Однако Станислав понимал, что такое большое количество людей, вся эта масса, уничтожаемая системой, не могла быть на подряд террористами, шпионами и вредителями. Он только осознавал, что губилось невиновное большинство. Богатырёв догадывался, что репрессии происходили не только в 1937—1939 годах. Они являлись постоянными и шли всё время с момента установления советской власти!
Но пусть эти люди действительно бы были ярыми и активными противниками данного государства. Что же это за такая кошмарная система, которую хочет свергнуть такое большое количество народа? Каким надо быть параноиком и душевным уродом, чтобы постоянно искать заговоры и сговоры?
Многих репрессированных Станислав знал лично. Он прекрасно знал характеры тех людей, которых увозили чёрные «воронки». Невозможно ему было представить, как тот или иной человек закладывает бомбу под кресло председателю колхоза или нарочно портит рельсы на пути крупного товарного состава. И стало совсем грустно, когда одноклассника Богатырёва арестовали лишь за то, что тот случайно, споткнувшись, вылил суп из тарелки на портрет Сталина.

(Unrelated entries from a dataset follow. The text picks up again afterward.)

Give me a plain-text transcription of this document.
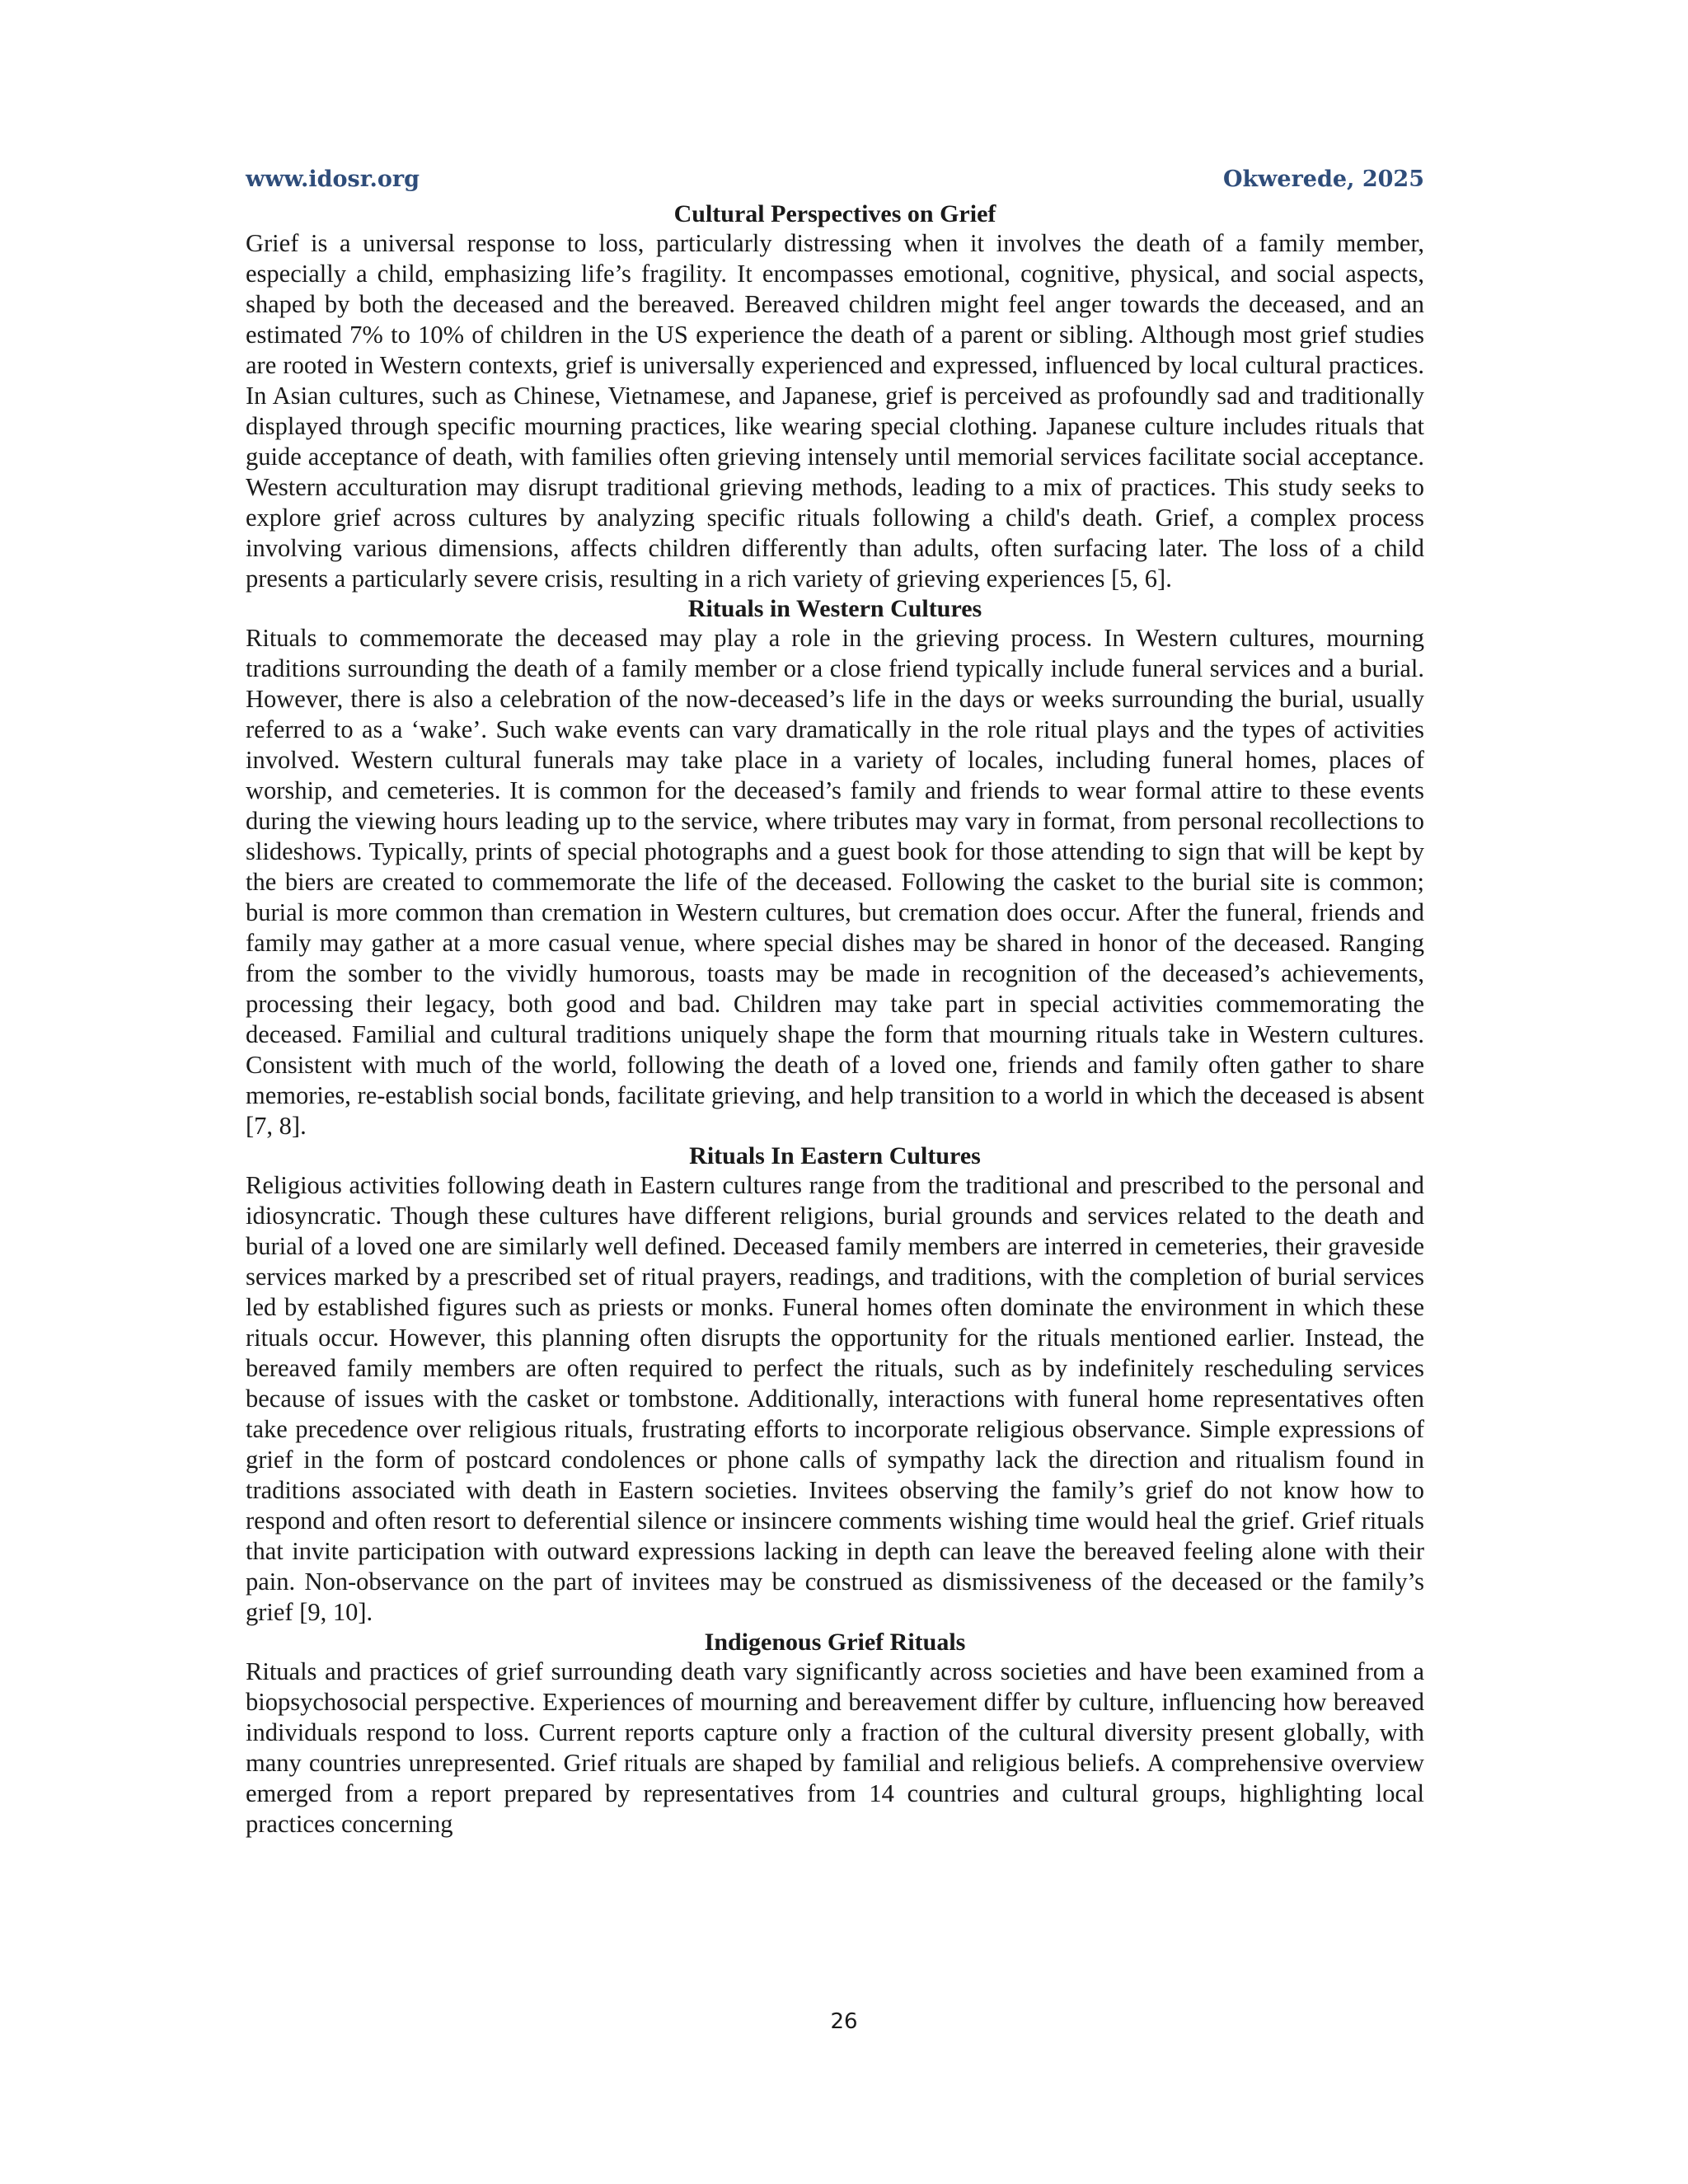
www.idosr.org	Okwerede, 2025
Cultural Perspectives on Grief

Grief is a universal response to loss, particularly distressing when it involves the death of a family member, especially a child, emphasizing life’s fragility. It encompasses emotional, cognitive, physical, and social aspects, shaped by both the deceased and the bereaved. Bereaved children might feel anger towards the deceased, and an estimated 7% to 10% of children in the US experience the death of a parent or sibling. Although most grief studies are rooted in Western contexts, grief is universally experienced and expressed, influenced by local cultural practices. In Asian cultures, such as Chinese, Vietnamese, and Japanese, grief is perceived as profoundly sad and traditionally displayed through specific mourning practices, like wearing special clothing. Japanese culture includes rituals that guide acceptance of death, with families often grieving intensely until memorial services facilitate social acceptance. Western acculturation may disrupt traditional grieving methods, leading to a mix of practices. This study seeks to explore grief across cultures by analyzing specific rituals following a child's death. Grief, a complex process involving various dimensions, affects children differently than adults, often surfacing later. The loss of a child presents a particularly severe crisis, resulting in a rich variety of grieving experiences [5, 6].

Rituals in Western Cultures

Rituals to commemorate the deceased may play a role in the grieving process. In Western cultures, mourning traditions surrounding the death of a family member or a close friend typically include funeral services and a burial. However, there is also a celebration of the now-deceased’s life in the days or weeks surrounding the burial, usually referred to as a ‘wake’. Such wake events can vary dramatically in the role ritual plays and the types of activities involved. Western cultural funerals may take place in a variety of locales, including funeral homes, places of worship, and cemeteries. It is common for the deceased’s family and friends to wear formal attire to these events during the viewing hours leading up to the service, where tributes may vary in format, from personal recollections to slideshows. Typically, prints of special photographs and a guest book for those attending to sign that will be kept by the biers are created to commemorate the life of the deceased. Following the casket to the burial site is common; burial is more common than cremation in Western cultures, but cremation does occur. After the funeral, friends and family may gather at a more casual venue, where special dishes may be shared in honor of the deceased. Ranging from the somber to the vividly humorous, toasts may be made in recognition of the deceased’s achievements, processing their legacy, both good and bad. Children may take part in special activities commemorating the deceased. Familial and cultural traditions uniquely shape the form that mourning rituals take in Western cultures. Consistent with much of the world, following the death of a loved one, friends and family often gather to share memories, re-establish social bonds, facilitate grieving, and help transition to a world in which the deceased is absent [7, 8].

Rituals In Eastern Cultures

Religious activities following death in Eastern cultures range from the traditional and prescribed to the personal and idiosyncratic. Though these cultures have different religions, burial grounds and services related to the death and burial of a loved one are similarly well defined. Deceased family members are interred in cemeteries, their graveside services marked by a prescribed set of ritual prayers, readings, and traditions, with the completion of burial services led by established figures such as priests or monks. Funeral homes often dominate the environment in which these rituals occur. However, this planning often disrupts the opportunity for the rituals mentioned earlier. Instead, the bereaved family members are often required to perfect the rituals, such as by indefinitely rescheduling services because of issues with the casket or tombstone. Additionally, interactions with funeral home representatives often take precedence over religious rituals, frustrating efforts to incorporate religious observance. Simple expressions of grief in the form of postcard condolences or phone calls of sympathy lack the direction and ritualism found in traditions associated with death in Eastern societies. Invitees observing the family’s grief do not know how to respond and often resort to deferential silence or insincere comments wishing time would heal the grief. Grief rituals that invite participation with outward expressions lacking in depth can leave the bereaved feeling alone with their pain. Non-observance on the part of invitees may be construed as dismissiveness of the deceased or the family’s grief [9, 10].

Indigenous Grief Rituals

Rituals and practices of grief surrounding death vary significantly across societies and have been examined from a biopsychosocial perspective. Experiences of mourning and bereavement differ by culture, influencing how bereaved individuals respond to loss. Current reports capture only a fraction of the cultural diversity present globally, with many countries unrepresented. Grief rituals are shaped by familial and religious beliefs. A comprehensive overview emerged from a report prepared by representatives from 14 countries and cultural groups, highlighting local practices concerning

26
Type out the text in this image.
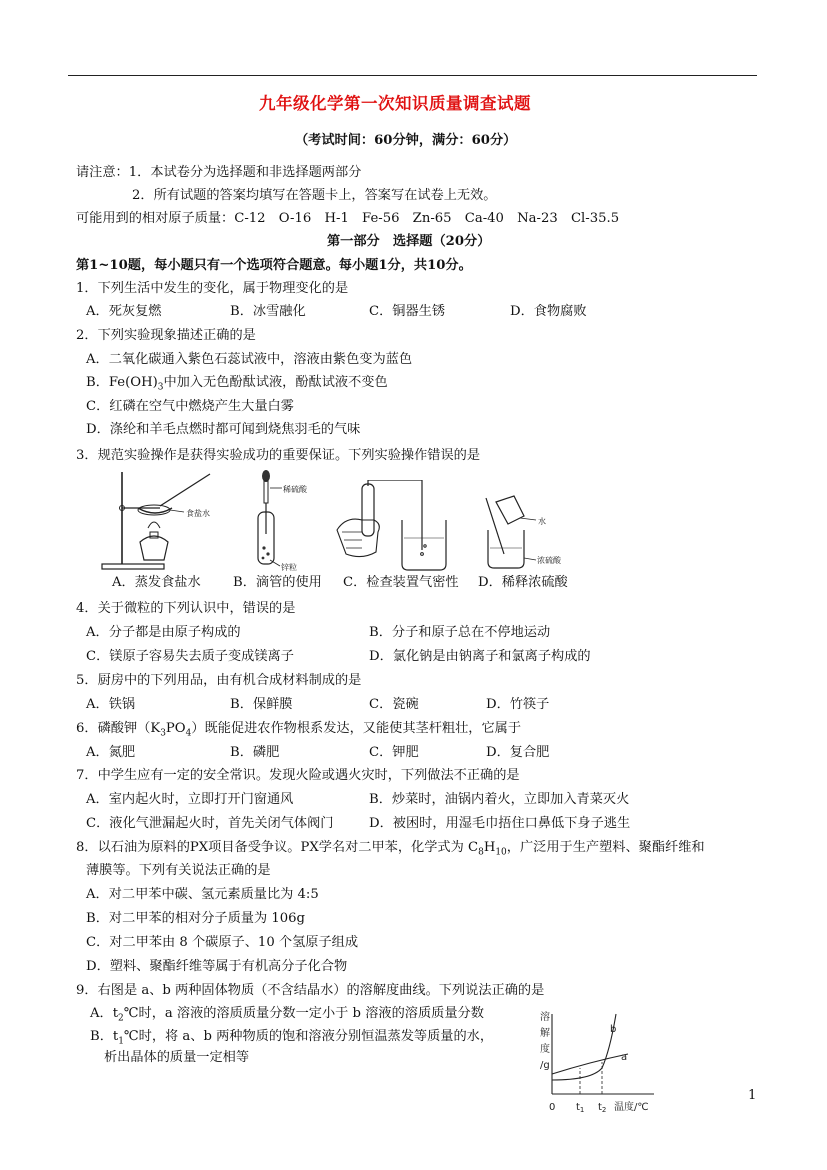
九年级化学第一次知识质量调查试题
（考试时间：60分钟，满分：60分）
请注意：1．本试卷分为选择题和非选择题两部分
2．所有试题的答案均填写在答题卡上，答案写在试卷上无效。
可能用到的相对原子质量：C-12　O-16　H-1　Fe-56　Zn-65　Ca-40　Na-23　Cl-35.5
第一部分　选择题（20分）
第1~10题，每小题只有一个选项符合题意。每小题1分，共10分。
1．下列生活中发生的变化，属于物理变化的是
A．死灰复燃	B．冰雪融化	C．铜器生锈	D．食物腐败
2．下列实验现象描述正确的是
A．二氧化碳通入紫色石蕊试液中，溶液由紫色变为蓝色
B．$Fe(OH)_3$中加入无色酚酞试液，酚酞试液不变色
C．红磷在空气中燃烧产生大量白雾
D．涤纶和羊毛点燃时都可闻到烧焦羽毛的气味
3．规范实验操作是获得实验成功的重要保证。下列实验操作错误的是
食盐水
稀硫酸
锌粒
水
浓硫酸
A．蒸发食盐水 B．滴管的使用 C．检查装置气密性 D．稀释浓硫酸
4．关于微粒的下列认识中，错误的是
A．分子都是由原子构成的	B．分子和原子总在不停地运动
C．镁原子容易失去质子变成镁离子	D．氯化钠是由钠离子和氯离子构成的
5．厨房中的下列用品，由有机合成材料制成的是
A．铁锅	B．保鲜膜	C．瓷碗	D．竹筷子
6．磷酸钾$(K_3PO_4)$既能促进农作物根系发达，又能使其茎杆粗壮，它属于
A．氮肥	B．磷肥	C．钾肥	D．复合肥
7．中学生应有一定的安全常识。发现火险或遇火灾时，下列做法不正确的是
A．室内起火时，立即打开门窗通风	B．炒菜时，油锅内着火，立即加入青菜灭火
C．液化气泄漏起火时，首先关闭气体阀门	D．被困时，用湿毛巾捂住口鼻低下身子逃生
8．以石油为原料的PX项目备受争议。PX学名对二甲苯，化学式为 $C_8H_{10}$，广泛用于生产塑料、聚酯纤维和
薄膜等。下列有关说法正确的是
A．对二甲苯中碳、氢元素质量比为 4:5
B．对二甲苯的相对分子质量为 106g
C．对二甲苯由 8 个碳原子、10 个氢原子组成
D．塑料、聚酯纤维等属于有机高分子化合物
9．右图是 a、b 两种固体物质（不含结晶水）的溶解度曲线。下列说法正确的是
A．$t_2℃$时，a 溶液的溶质质量分数一定小于 b 溶液的溶质质量分数
B．$t_1℃$时，将 a、b 两种物质的饱和溶液分别恒温蒸发等质量的水，
析出晶体的质量一定相等
溶
解
度
/g
a
b
0 $t_1$ $t_2$ 温度/℃
1
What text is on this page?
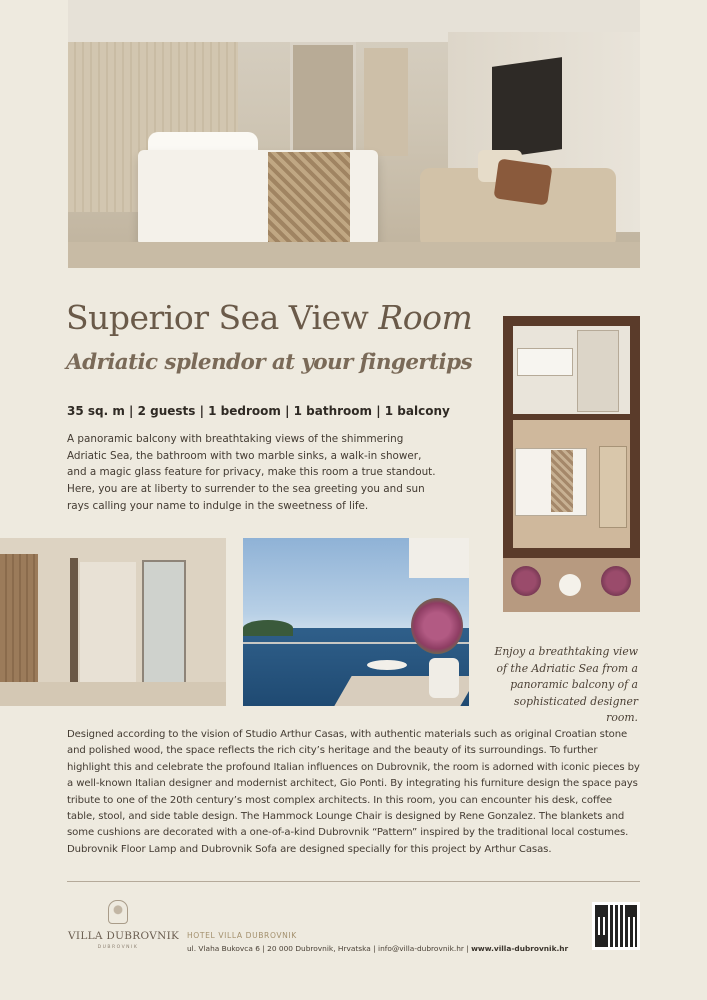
Superior Sea View Room
Adriatic splendor at your fingertips
35 sq. m | 2 guests | 1 bedroom | 1 bathroom | 1 balcony
A panoramic balcony with breathtaking views of the shimmering Adriatic Sea, the bathroom with two marble sinks, a walk-in shower, and a magic glass feature for privacy, make this room a true standout. Here, you are at liberty to surrender to the sea greeting you and sun rays calling your name to indulge in the sweetness of life.
Enjoy a breathtaking view of the Adriatic Sea from a panoramic balcony of a sophisticated designer room.
Designed according to the vision of Studio Arthur Casas, with authentic materials such as original Croatian stone and polished wood, the space reflects the rich city’s heritage and the beauty of its surroundings. To further highlight this and celebrate the profound Italian influences on Dubrovnik, the room is adorned with iconic pieces by a well-known Italian designer and modernist architect, Gio Ponti. By integrating his furniture design the space pays tribute to one of the 20th century’s most complex architects. In this room, you can encounter his desk, coffee table, stool, and side table design. The Hammock Lounge Chair is designed by Rene Gonzalez. The blankets and some cushions are decorated with a one-of-a-kind Dubrovnik “Pattern” inspired by the traditional local costumes. Dubrovnik Floor Lamp and Dubrovnik Sofa are designed specially for this project by Arthur Casas.
VILLA DUBROVNIK
DUBROVNIK
HOTEL VILLA DUBROVNIK
ul. Vlaha Bukovca 6 | 20 000 Dubrovnik, Hrvatska | info@villa-dubrovnik.hr | www.villa-dubrovnik.hr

Станислав ошибочно полагал, как и многие другие люди, наблюдавшие за зверствами системы, но не попавшие в её жернова, что он и дорогие ему люди избегут мучений и страданий, исходящих из гулаговской пропасти. К сожалению, он вогнал себя в наивную иллюзию, считая, что этот страшный мир существует не в его, а в другой реальности, и никогда эти две вселенные не соприкоснутся. Как же жестоко ошибался солдат!
Ефрейтор поглядел на «врагов народа». Он насчитал где-то человек тридцать. Все были запачканные, потрёпанные, злые, уставшие. Одни топтались на месте, другие сидели прямо на голой земле, копаясь в нехитрых пожитках. Много оказалось как старых, так и молодых. Некоторые уныло, без интереса уставились на пришедшего солдата. Поразительно: шла война, а у системы нашлось время заниматься «охотой на ведьм». Впрочем, она будет делать это и после окончания Великой Отечественной.